S'il est, dans l'histoire du Québec, un spectacle que l'on peut qualifier de mythique, c'est L'Osstidcho, créé au Théâtre de Quat'Sous en mai 1968.

Daniel Lemay LA PRESSE

Cette création collective, comme on disait alors, a transformé la chanson et le spectacle québécois en proposant un rapport nouveau à la langue, révélant du même coup deux artistes qui compteront parmi les plus grandes vedettes du Québec moderne: Robert Charlebois et Yvon Deschamps.

Aucun enregistrement commercial, audio ou vidéo, n'avait été réalisé de ce happening qui, par ailleurs, n'aurait jamais vu le jour sans l'apport de la chanteuse Louise Forestier et de la comédienne Mouffe, Claudine Monfette de son vrai nom.

L'an dernier, Yvon Deschamps a fait don de ses archives à Bibliothèque et Archives nationales du Québec (BAnQ), archives dans lesquelles se trouvait un enregistrement professionnel de la 28e et dernière représentation de L'Osstidcho au Quat'Sous, le 20 juin 1968. Ces quatre bobines - il en manque une - représentent l'élément principal de la collection numérique de L'Osstidcho que BAnQ met en ligne aujourd'hui à l'occasion du lancement de sa programmation d'automne.

M. Deschamps sera à la Grande Bibliothèque aujourd'hui pour l'occasion, 44 ans après avoir créé son célèbre monologue Les unions, qu'ossa donne?

«Quelqu'un m'avait apporté des cassettes, au bureau de [l'impresario] Robert Vinet, a raconté à La Presse le nouveau retraité. Quand Robert a déménagé, Pierre Rivard m'a dit: «Il y a des cassettes à toi dans une boîte rouge». J'ai dit: "Écoutez-les". C'était L'Osstidcho. Un enregistrement de qualité professionnelle. Un document unique!»
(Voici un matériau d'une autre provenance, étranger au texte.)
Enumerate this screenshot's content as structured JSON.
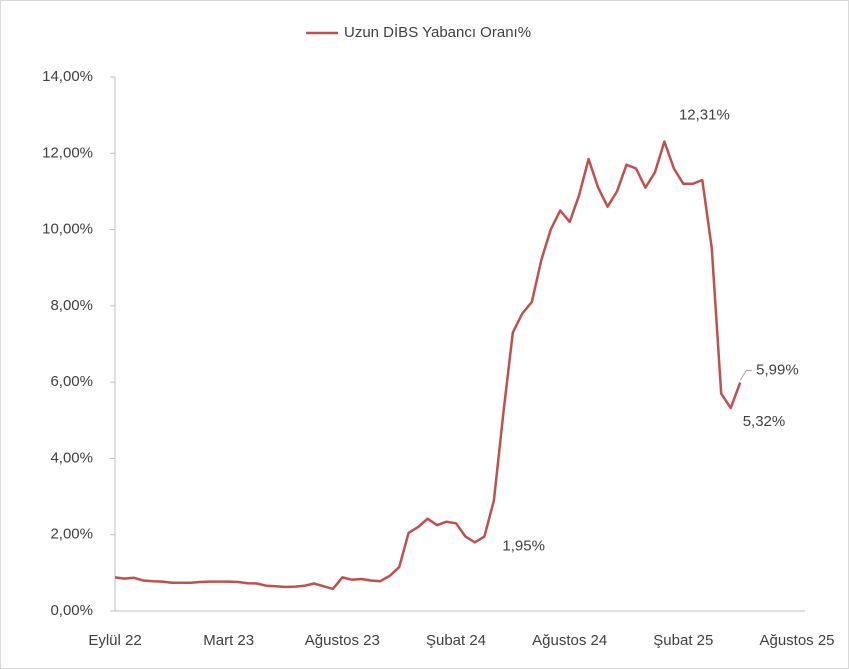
{
  "chart_data": {
    "type": "line",
    "legend": "top",
    "grid": false,
    "categories": [
      "Eylül 22",
      null,
      null,
      null,
      null,
      null,
      null,
      null,
      null,
      null,
      null,
      null,
      "Mart 23",
      null,
      null,
      null,
      null,
      null,
      null,
      null,
      null,
      null,
      null,
      null,
      "Ağustos 23",
      null,
      null,
      null,
      null,
      null,
      null,
      null,
      null,
      null,
      null,
      null,
      "Şubat 24",
      null,
      null,
      null,
      null,
      null,
      null,
      null,
      null,
      null,
      null,
      null,
      "Ağustos 24",
      null,
      null,
      null,
      null,
      null,
      null,
      null,
      null,
      null,
      null,
      null,
      "Şubat 25",
      null,
      null,
      null,
      null,
      null,
      null,
      null,
      null,
      null,
      null,
      null,
      "Ağustos 25"
    ],
    "series": [
      {
        "name": "Uzun DİBS Yabancı Oranı%",
        "color": "#c0504d",
        "values": [
          0.88,
          0.85,
          0.87,
          0.8,
          0.78,
          0.77,
          0.74,
          0.74,
          0.74,
          0.76,
          0.77,
          0.77,
          0.77,
          0.76,
          0.73,
          0.72,
          0.66,
          0.65,
          0.63,
          0.64,
          0.66,
          0.72,
          0.65,
          0.58,
          0.88,
          0.82,
          0.84,
          0.8,
          0.78,
          0.92,
          1.15,
          2.05,
          2.2,
          2.42,
          2.25,
          2.34,
          2.3,
          1.95,
          1.8,
          1.95,
          2.9,
          5.2,
          7.3,
          7.8,
          8.1,
          9.2,
          10.0,
          10.5,
          10.2,
          10.9,
          11.85,
          11.1,
          10.6,
          11.0,
          11.7,
          11.6,
          11.1,
          11.5,
          12.31,
          11.6,
          11.2,
          11.2,
          11.3,
          9.5,
          5.7,
          5.32,
          5.99,
          null,
          null,
          null,
          null,
          null,
          null
        ],
        "value_labels": [
          null,
          null,
          null,
          null,
          null,
          null,
          null,
          null,
          null,
          null,
          null,
          null,
          null,
          null,
          null,
          null,
          null,
          null,
          null,
          null,
          null,
          null,
          null,
          null,
          null,
          null,
          null,
          null,
          null,
          null,
          null,
          null,
          null,
          null,
          null,
          null,
          null,
          null,
          null,
          "1,95%",
          null,
          null,
          null,
          null,
          null,
          null,
          null,
          null,
          null,
          null,
          null,
          null,
          null,
          null,
          null,
          null,
          null,
          null,
          "12,31%",
          null,
          null,
          null,
          null,
          null,
          null,
          "5,32%",
          "5,99%",
          null,
          null,
          null,
          null,
          null,
          null
        ]
      }
    ],
    "ylim": [
      0,
      14
    ],
    "yticks": [
      {
        "value": 0,
        "label": "0,00%"
      },
      {
        "value": 2,
        "label": "2,00%"
      },
      {
        "value": 4,
        "label": "4,00%"
      },
      {
        "value": 6,
        "label": "6,00%"
      },
      {
        "value": 8,
        "label": "8,00%"
      },
      {
        "value": 10,
        "label": "10,00%"
      },
      {
        "value": 12,
        "label": "12,00%"
      },
      {
        "value": 14,
        "label": "14,00%"
      }
    ]
  }
}
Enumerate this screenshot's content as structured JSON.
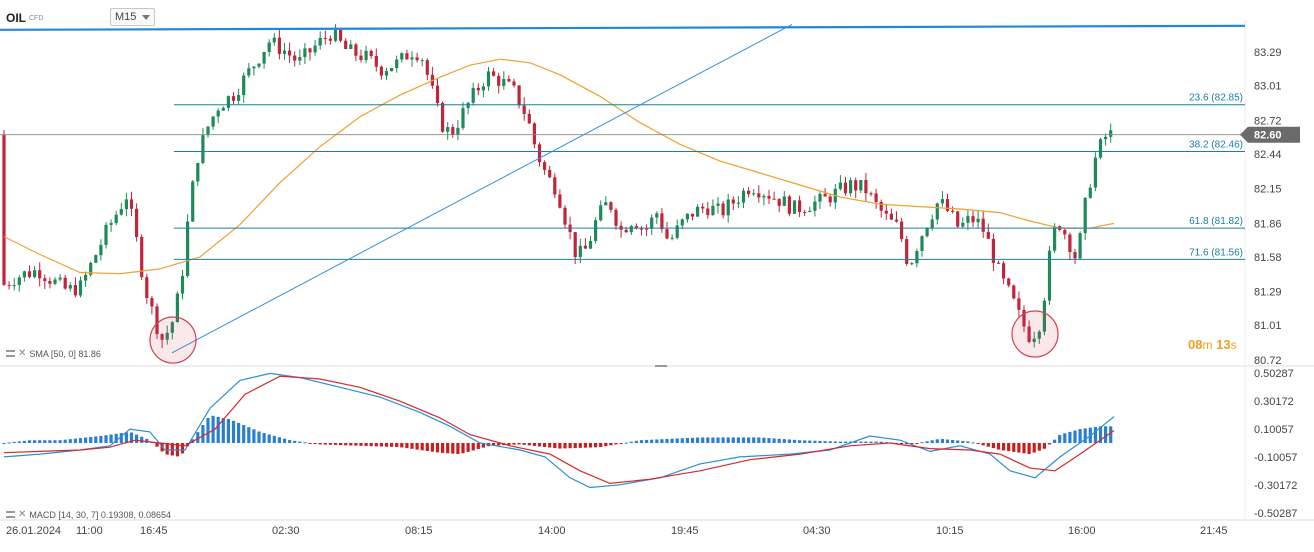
{
  "header": {
    "symbol": "OIL",
    "symbol_type": "CFD",
    "timeframe": "M15"
  },
  "colors": {
    "bull": "#1e8a5a",
    "bear": "#c0253a",
    "sma": "#f0a030",
    "fib": "#1a7fa0",
    "resistance": "#1f88d8",
    "trendline": "#3090e0",
    "macd_line": "#2b8fd6",
    "signal_line": "#d42a2a",
    "hist_pos": "#2b7fd0",
    "hist_neg": "#c81e1e",
    "circle": "#d24050"
  },
  "chart_data": [
    {
      "type": "candlestick",
      "series_name": "OIL",
      "yticks": [
        "83.29",
        "83.01",
        "82.72",
        "82.44",
        "82.15",
        "81.86",
        "81.58",
        "81.29",
        "81.01",
        "80.72"
      ],
      "ylim": [
        80.72,
        83.55
      ],
      "xticks": [
        "26.01.2024",
        "11:00",
        "16:45",
        "02:30",
        "08:15",
        "14:00",
        "19:45",
        "04:30",
        "10:15",
        "16:00",
        "21:45"
      ],
      "last_price": "82.60",
      "last_price_value": 82.6,
      "resistance_level": 83.5,
      "fib_levels": [
        {
          "label": "23.6 (82.85)",
          "value": 82.85
        },
        {
          "label": "38.2 (82.46)",
          "value": 82.46
        },
        {
          "label": "61.8 (81.82)",
          "value": 81.82
        },
        {
          "label": "71.6 (81.56)",
          "value": 81.56
        }
      ],
      "sma_label": "SMA [50, 0] 81.86",
      "sma_value": 81.86,
      "timer": {
        "minutes": "08",
        "m": "m",
        "seconds": "13",
        "s": "s"
      }
    },
    {
      "type": "macd",
      "label": "MACD [14, 30, 7] 0.19308, 0.08654",
      "yticks": [
        "0.50287",
        "0.30172",
        "0.10057",
        "-0.10057",
        "-0.30172",
        "-0.50287"
      ],
      "ylim": [
        -0.50287,
        0.50287
      ]
    }
  ]
}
Yvon Deschamps a-t-il quelque idée de l'origine desdits rubans? «Robert [Charlebois] ne se souvient de rien, mais après avoir réfléchi à la chose, j'en suis venu à la conclusion que c'est lui-même qui a dû faire enregistrer le show parce qu'il voulait faire un disque live avec l'intégrale de L'Osstidcho

Mais la compagnie de disques n'aurait pas voulu de l'intégrale. «Parce que les monologues, ça vendait pas», explique Yvon Deschamps en se retenant pour ne pas rire trop fort... Robert Charlebois a lancé son disque des chansons de L'Osstidcho - Lindberg, California, etc. - à l'automne 1968 avec le succès que l'on sait. Yvon Deschamps, lui, a sorti non pas un, mais deux disques de monologues en 1969... tout en donnant 310 spectacles au Patriote au cours de l'année. Presque «une job steady».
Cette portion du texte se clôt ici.